Stabat Mater Dolorosa
About the subject
This piece has undergone a number of transformations, particularly regarding its garments. Originally, the Madonna was completely dressed in a chiton-like dress, taking the appearence of a more classical piece. The piece originally had a veil and a holy halo, but these were all eventually discarded, as they were not radical enough. In the end, the Madonna was stripped down to the bare minimum and was given a crown in the style of the french gothic madonnas, in order to create a clear contrast between imagery and depiction.
If one was to take a look at the development of the depictions of the Virgin Mary during the course of history, one would probably fascinated by the depictions of her in gothic and particularly renaisance art. I am quite fond of renaisance decpictions of biblical figures, because of the way they is represented in a then contemporary manner.
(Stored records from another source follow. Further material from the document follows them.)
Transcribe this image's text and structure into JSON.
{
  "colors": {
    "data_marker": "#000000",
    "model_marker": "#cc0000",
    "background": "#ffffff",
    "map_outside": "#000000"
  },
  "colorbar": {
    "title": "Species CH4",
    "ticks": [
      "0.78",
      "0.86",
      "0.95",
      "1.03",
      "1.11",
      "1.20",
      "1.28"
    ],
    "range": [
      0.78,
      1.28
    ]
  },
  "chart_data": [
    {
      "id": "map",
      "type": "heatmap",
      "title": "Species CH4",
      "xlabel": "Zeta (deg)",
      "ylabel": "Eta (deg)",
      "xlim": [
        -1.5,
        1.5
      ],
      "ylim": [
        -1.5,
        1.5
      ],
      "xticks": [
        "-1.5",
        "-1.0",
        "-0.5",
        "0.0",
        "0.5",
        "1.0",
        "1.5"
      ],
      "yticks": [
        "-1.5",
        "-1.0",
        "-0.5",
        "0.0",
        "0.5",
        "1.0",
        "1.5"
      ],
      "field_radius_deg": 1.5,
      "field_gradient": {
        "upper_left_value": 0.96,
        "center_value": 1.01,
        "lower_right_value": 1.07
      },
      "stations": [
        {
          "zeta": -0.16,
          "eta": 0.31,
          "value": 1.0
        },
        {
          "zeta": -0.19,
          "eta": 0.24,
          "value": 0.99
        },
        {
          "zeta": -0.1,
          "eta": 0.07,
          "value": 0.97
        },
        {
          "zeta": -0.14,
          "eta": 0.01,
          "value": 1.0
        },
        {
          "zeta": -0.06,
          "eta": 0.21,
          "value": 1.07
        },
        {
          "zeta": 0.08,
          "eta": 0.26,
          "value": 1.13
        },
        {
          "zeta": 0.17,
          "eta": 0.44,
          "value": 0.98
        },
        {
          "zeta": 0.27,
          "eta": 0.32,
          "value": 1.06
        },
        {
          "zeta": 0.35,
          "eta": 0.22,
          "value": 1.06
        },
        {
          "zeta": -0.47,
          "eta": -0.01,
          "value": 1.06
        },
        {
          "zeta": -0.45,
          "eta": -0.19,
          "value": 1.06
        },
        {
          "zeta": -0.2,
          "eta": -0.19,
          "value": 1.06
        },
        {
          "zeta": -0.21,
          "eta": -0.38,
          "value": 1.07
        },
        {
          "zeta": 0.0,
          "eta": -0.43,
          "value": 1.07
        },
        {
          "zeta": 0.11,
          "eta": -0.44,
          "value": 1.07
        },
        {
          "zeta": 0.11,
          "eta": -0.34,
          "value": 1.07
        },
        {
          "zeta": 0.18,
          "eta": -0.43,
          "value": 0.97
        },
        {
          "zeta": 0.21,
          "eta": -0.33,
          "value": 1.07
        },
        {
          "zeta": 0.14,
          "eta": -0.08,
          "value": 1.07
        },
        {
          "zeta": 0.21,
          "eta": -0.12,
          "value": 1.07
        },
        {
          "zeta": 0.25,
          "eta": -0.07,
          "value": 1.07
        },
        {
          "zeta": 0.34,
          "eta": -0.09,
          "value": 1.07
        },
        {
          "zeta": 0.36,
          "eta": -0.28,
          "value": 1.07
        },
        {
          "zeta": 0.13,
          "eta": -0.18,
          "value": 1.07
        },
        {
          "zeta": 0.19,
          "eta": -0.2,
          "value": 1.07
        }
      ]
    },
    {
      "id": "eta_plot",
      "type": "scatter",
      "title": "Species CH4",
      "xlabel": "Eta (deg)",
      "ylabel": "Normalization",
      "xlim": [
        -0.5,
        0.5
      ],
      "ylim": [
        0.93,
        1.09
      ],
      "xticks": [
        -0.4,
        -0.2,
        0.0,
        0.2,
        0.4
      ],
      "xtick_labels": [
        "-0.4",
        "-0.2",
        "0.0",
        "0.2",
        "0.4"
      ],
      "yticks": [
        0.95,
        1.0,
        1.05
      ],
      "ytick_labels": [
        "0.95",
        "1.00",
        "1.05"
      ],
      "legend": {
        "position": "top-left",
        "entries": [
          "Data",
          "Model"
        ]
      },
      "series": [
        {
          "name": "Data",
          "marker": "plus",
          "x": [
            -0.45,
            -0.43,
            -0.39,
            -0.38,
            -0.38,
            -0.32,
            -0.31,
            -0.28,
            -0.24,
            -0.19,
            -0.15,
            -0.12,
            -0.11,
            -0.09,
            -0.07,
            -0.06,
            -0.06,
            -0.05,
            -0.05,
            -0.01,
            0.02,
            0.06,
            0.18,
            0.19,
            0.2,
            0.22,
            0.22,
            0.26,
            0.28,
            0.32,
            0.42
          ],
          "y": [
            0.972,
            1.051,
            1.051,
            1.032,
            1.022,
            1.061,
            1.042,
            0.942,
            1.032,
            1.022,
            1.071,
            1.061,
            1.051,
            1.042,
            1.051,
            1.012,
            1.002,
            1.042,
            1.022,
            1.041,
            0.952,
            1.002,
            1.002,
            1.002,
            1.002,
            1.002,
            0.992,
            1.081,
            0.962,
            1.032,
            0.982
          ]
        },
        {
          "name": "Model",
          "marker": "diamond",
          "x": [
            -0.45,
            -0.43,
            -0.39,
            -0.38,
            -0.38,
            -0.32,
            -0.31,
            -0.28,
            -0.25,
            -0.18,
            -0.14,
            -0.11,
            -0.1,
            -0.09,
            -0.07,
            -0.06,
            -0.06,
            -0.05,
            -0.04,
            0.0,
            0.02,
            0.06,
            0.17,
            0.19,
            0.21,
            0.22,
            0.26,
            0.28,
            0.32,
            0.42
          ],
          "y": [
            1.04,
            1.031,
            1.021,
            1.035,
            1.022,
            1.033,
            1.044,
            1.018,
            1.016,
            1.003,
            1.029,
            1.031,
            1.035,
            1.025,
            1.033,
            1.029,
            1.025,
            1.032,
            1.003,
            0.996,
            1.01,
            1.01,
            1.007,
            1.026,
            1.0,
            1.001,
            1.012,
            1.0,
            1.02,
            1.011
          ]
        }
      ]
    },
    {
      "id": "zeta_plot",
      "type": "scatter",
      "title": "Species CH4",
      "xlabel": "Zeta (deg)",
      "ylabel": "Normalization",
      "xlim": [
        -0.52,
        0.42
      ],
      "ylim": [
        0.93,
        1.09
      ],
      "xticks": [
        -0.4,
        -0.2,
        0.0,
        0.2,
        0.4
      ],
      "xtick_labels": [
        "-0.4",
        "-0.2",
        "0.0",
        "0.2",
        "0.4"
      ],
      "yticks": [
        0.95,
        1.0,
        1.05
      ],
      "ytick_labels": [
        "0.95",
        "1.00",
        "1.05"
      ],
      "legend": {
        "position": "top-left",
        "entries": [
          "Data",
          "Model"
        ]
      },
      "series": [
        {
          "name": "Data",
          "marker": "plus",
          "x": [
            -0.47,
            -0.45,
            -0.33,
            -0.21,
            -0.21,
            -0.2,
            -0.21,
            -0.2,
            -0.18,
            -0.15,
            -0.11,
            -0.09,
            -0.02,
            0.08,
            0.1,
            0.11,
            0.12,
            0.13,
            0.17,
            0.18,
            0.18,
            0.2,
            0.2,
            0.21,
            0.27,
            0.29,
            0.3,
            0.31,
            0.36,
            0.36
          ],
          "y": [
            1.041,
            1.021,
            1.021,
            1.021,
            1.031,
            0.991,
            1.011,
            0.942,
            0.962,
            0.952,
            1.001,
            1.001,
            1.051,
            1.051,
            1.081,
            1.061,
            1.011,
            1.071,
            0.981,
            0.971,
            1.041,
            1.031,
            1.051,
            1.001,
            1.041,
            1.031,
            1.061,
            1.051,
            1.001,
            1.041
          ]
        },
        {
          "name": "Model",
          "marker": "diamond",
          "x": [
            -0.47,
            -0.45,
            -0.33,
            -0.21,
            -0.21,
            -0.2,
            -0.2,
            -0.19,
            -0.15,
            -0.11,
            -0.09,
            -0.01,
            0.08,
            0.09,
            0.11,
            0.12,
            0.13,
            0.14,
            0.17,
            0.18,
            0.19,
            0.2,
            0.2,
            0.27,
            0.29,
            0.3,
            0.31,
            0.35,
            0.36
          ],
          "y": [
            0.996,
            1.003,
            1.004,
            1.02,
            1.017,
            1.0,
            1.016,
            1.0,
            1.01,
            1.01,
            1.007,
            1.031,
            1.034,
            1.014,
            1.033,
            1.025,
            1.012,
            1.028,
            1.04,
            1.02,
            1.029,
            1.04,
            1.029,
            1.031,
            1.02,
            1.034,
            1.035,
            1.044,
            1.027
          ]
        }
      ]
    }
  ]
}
What I mean by this, is that the stylistic difference between the clothing of saints and what people were actually wearing on the court was so small, that in a way the seem to belong to the same period, equivalent to seeing the Virgin Mary wearing trousers and Jesus wearing a suit. I know, the comparison might seem ludicrous, mainly because our depictions of biblical figures have shifted to what might seem to be a 'historically speaking more accurate' depiction, making the gap between them and us bigger, dehumanizing them.
I find the dehumanization of the Virgin Mary particularly concerning, as this she is, in many ways, an implicit role model that defines femminity. If we take a look at the Virgin Mary an the cult built around her at the time of the renaissance, we would see her role as nursing mother in the center of it, very much like that what was expected from women back at the time. Although often referred to as the Queen of heaven the role of Mary in the iconography was hardly more than twofold:
- The mother that nurses her child
- The mother that cries the loss of her child
Compared to what the role of women has become after years of sexual revolution, feminism and fight for equal rights, the gothic and renaissance depiction of the ideal of woman seems quite archaic and troublesome and quite ripe for a revision.
About the desecration of Mary
I have often heard my work to be profane and insulting, desecrating the holy and simply obscene. I would argue this is only partially true. It might be true that all the body references I used for this piece were porn actresses and that the depiction of such a sinful woman on a pedestal could be interpreted as mocking religion, but here I ask: are we not all humans born the same and the same to eyes of God? So why would sex workers doing an honest job be dehumanized and frowned upon? This is my answer to these accusations: Mary was a woman and thus as human as any of us, with her struggles, temptations and pleasures, all of them omitted in the Bible, that, is the real desecration of Mary, her instrumentalization and reduction to a womb and a mourner, nothing more.
Stabat Mater Dolorosa attempts to give that depiction something of that humanity back, making her look vulnerable and human. Not only because of her pain, but also because of her fragility, her nudity, her sexuality. All human things we can all relate to.